Dr. Norden Huang is the founding director of aidiSCITECH Research Institute, Jiangbei New Area, Nanjing, and the Innovation Center at the First Institute of Oceanography, FIO, Qingdao. He has a DS Degree in Civil Engineering from National Taiwan University in 1960, and a PhD degree from Johns Hopkins University in Fluid Mechanics and Mathematics in 1967. He is the inventor of the Empirical Mode Decomposition, a data analysis method. For this invention, he was awarded the 1998 NASA Special Space Act Award with the citation: “Dr. Huang’s new method is one of the most important discoveries in the field of applied mathematics in NASA history”. Recently, he further proposed the new Holo-spectral analysis, which gives a more revealing spectral representation as a high dimensional manifold that made the Holo-spectral representation a versatile tool for study all nonlinear and nonstationary processes covering from turbulence to brain waves.
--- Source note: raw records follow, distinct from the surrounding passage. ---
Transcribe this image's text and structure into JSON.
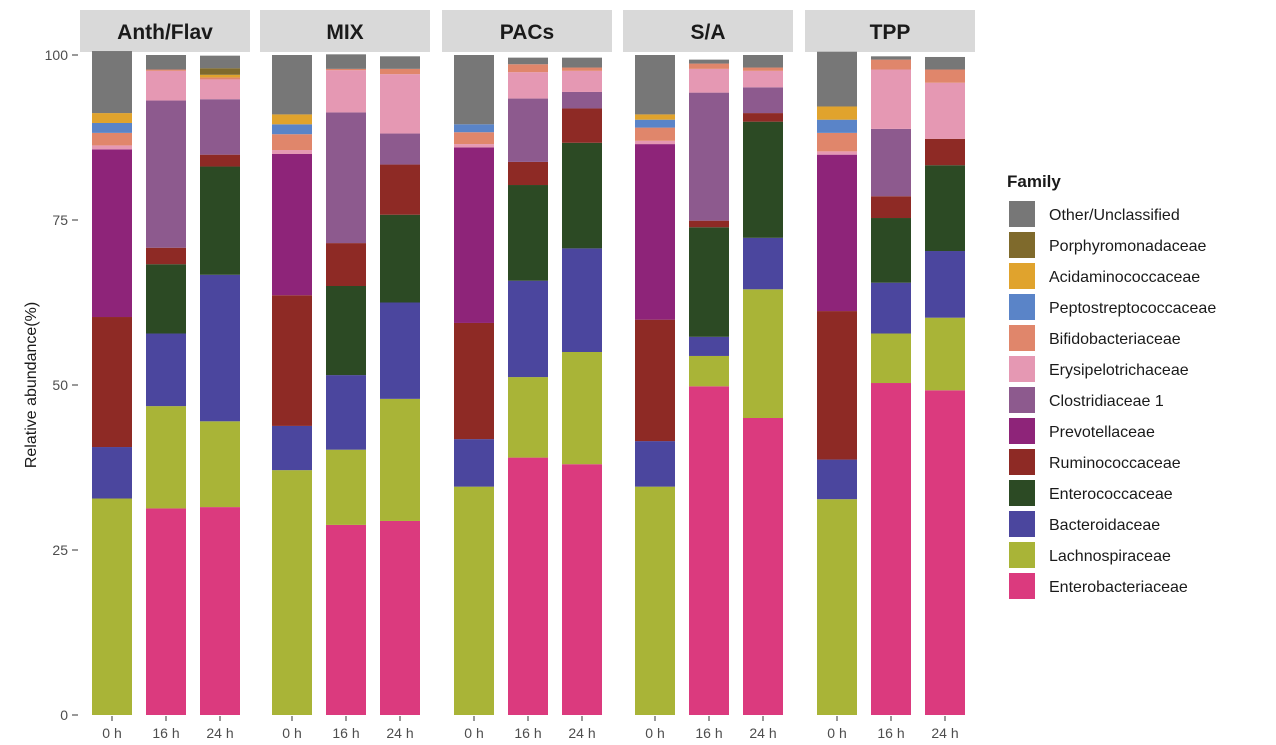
{
  "chart_data": {
    "type": "bar",
    "stacked": true,
    "ylabel": "Relative abundance(%)",
    "ylim": [
      0,
      100
    ],
    "yticks": [
      0,
      25,
      50,
      75,
      100
    ],
    "legend_title": "Family",
    "legend_position": "right",
    "panels": [
      {
        "name": "Anth/Flav",
        "categories": [
          "0 h",
          "16 h",
          "24 h"
        ]
      },
      {
        "name": "MIX",
        "categories": [
          "0 h",
          "16 h",
          "24 h"
        ]
      },
      {
        "name": "PACs",
        "categories": [
          "0 h",
          "16 h",
          "24 h"
        ]
      },
      {
        "name": "S/A",
        "categories": [
          "0 h",
          "16 h",
          "24 h"
        ]
      },
      {
        "name": "TPP",
        "categories": [
          "0 h",
          "16 h",
          "24 h"
        ]
      }
    ],
    "series": [
      {
        "name": "Enterobacteriaceae",
        "color": "#DB3A7E",
        "values": [
          [
            0,
            31.3,
            31.5
          ],
          [
            0,
            28.8,
            29.4
          ],
          [
            0,
            39.0,
            38.0
          ],
          [
            0,
            49.8,
            45.0
          ],
          [
            0,
            50.3,
            49.2
          ]
        ]
      },
      {
        "name": "Lachnospiraceae",
        "color": "#A9B437",
        "values": [
          [
            32.8,
            15.5,
            13.0
          ],
          [
            37.1,
            11.4,
            18.5
          ],
          [
            34.6,
            12.2,
            17.0
          ],
          [
            34.6,
            4.6,
            19.5
          ],
          [
            32.7,
            7.5,
            11.0
          ]
        ]
      },
      {
        "name": "Bacteroidaceae",
        "color": "#4B469E",
        "values": [
          [
            7.8,
            11.0,
            22.2
          ],
          [
            6.7,
            11.3,
            14.6
          ],
          [
            7.2,
            14.6,
            15.7
          ],
          [
            6.9,
            2.9,
            7.8
          ],
          [
            6.0,
            7.7,
            10.1
          ]
        ]
      },
      {
        "name": "Enterococcaceae",
        "color": "#2C4A24",
        "values": [
          [
            0,
            10.5,
            16.4
          ],
          [
            0,
            13.5,
            13.3
          ],
          [
            0,
            14.5,
            16.0
          ],
          [
            0,
            16.6,
            17.6
          ],
          [
            0,
            9.8,
            13.0
          ]
        ]
      },
      {
        "name": "Ruminococcaceae",
        "color": "#8E2A25",
        "values": [
          [
            19.7,
            2.5,
            1.8
          ],
          [
            19.8,
            6.5,
            7.6
          ],
          [
            17.6,
            3.5,
            5.2
          ],
          [
            18.4,
            1.0,
            1.3
          ],
          [
            22.5,
            3.3,
            4.0
          ]
        ]
      },
      {
        "name": "Prevotellaceae",
        "color": "#8E2479",
        "values": [
          [
            25.4,
            0,
            0
          ],
          [
            21.4,
            0,
            0
          ],
          [
            26.6,
            0,
            0
          ],
          [
            26.6,
            0,
            0
          ],
          [
            23.7,
            0,
            0
          ]
        ]
      },
      {
        "name": "Clostridiaceae 1",
        "color": "#8D5A8E",
        "values": [
          [
            0,
            22.3,
            8.4
          ],
          [
            0,
            19.8,
            4.7
          ],
          [
            0,
            9.6,
            2.5
          ],
          [
            0,
            19.4,
            3.9
          ],
          [
            0,
            10.2,
            0
          ]
        ]
      },
      {
        "name": "Erysipelotrichaceae",
        "color": "#E598B3",
        "values": [
          [
            0.6,
            4.5,
            3.0
          ],
          [
            0.6,
            6.4,
            9.0
          ],
          [
            0.5,
            4.0,
            3.2
          ],
          [
            0.5,
            3.6,
            2.5
          ],
          [
            0.5,
            9.0,
            8.5
          ]
        ]
      },
      {
        "name": "Bifidobacteriaceae",
        "color": "#E0866B",
        "values": [
          [
            1.9,
            0.2,
            0.3
          ],
          [
            2.4,
            0.2,
            0.8
          ],
          [
            1.8,
            1.2,
            0.5
          ],
          [
            2.0,
            0.8,
            0.5
          ],
          [
            2.8,
            1.5,
            2.0
          ]
        ]
      },
      {
        "name": "Peptostreptococcaceae",
        "color": "#5A84C8",
        "values": [
          [
            1.5,
            0,
            0
          ],
          [
            1.5,
            0,
            0
          ],
          [
            1.2,
            0,
            0
          ],
          [
            1.2,
            0,
            0
          ],
          [
            2.0,
            0,
            0
          ]
        ]
      },
      {
        "name": "Acidaminococcaceae",
        "color": "#E0A32D",
        "values": [
          [
            1.5,
            0,
            0.4
          ],
          [
            1.5,
            0,
            0
          ],
          [
            0,
            0,
            0
          ],
          [
            0.8,
            0,
            0
          ],
          [
            2.0,
            0,
            0
          ]
        ]
      },
      {
        "name": "Porphyromonadaceae",
        "color": "#7F6A2C",
        "values": [
          [
            0,
            0,
            1.0
          ],
          [
            0,
            0,
            0
          ],
          [
            0,
            0,
            0
          ],
          [
            0,
            0,
            0
          ],
          [
            0,
            0,
            0
          ]
        ]
      },
      {
        "name": "Other/Unclassified",
        "color": "#777777",
        "values": [
          [
            9.4,
            2.2,
            1.9
          ],
          [
            9.0,
            2.2,
            1.9
          ],
          [
            10.5,
            1.0,
            1.5
          ],
          [
            9.0,
            0.6,
            1.9
          ],
          [
            8.3,
            0.5,
            1.9
          ]
        ]
      }
    ]
  }
}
Before his retirement in 2006, he was the Chief Scientist for Oceanography, NASA Goddard Space Flight Center. He is a member of the US National Academy of Engineering (with the citation: For contributions to the analysis of nonlinear stochastic signals and related mathematical applications in engineering, biology, and other sciences); an Academician of Academia Sinica, Taiwan, China; and a Foreign Member of the Chinese Academy of Engineering. Current at aidiSCITECH, he is leading a group of young engineers to study dynamic function of the brain based on a novel nonlinear analysis method and an electroencephalogram system with the goal of establishing neurophysiological and psychiatric disorders, such as Depression, Alzheimer’s, Insomnia, ADHD, as a quantitative, evidence-based medicine. His final goal is to develop the Electric Pharmacy industry in China.
报告摘要
Innovations have to base on science. Now, we are facing a rare historic opportunity: the new developments of nonlinear science. We have in our hands new tools in data analysis method that will unshackle us from the suffocating hold of linear science from the dawn of science and move into real nonlinear domain. The changes are wide in scope as well as deep in their implications: we have to redefine frequency, expanding the concept of spectral analysis, probability density and quantifying nonlinearity and complexity. For example, the frequency would have instantaneous values and the spectrum would be a high dimensional manifold. The initial seminal single paper (Huang et al, 1998, Proceedings of the Royal Society of London, A454, 903-995) introducing this idea has been cited more than 25,000 times as of now (Google Scholar, May 2022). It was lauded by NASA as “one of the most important discoveries in the field of applied mathematics in NASA history”. This method could be applied from science to medical research. This talk will emphasize the basic ideas of nonlinear vs linear approach to problems. Some potential applications would include the following topics: Wave-turbulence Interactions, Brain Sciences and Potential Electric Pharmacy; Machinery Health Monitoring; Infrastructure Health Monitoring and Auditory Science, Hearing Aids.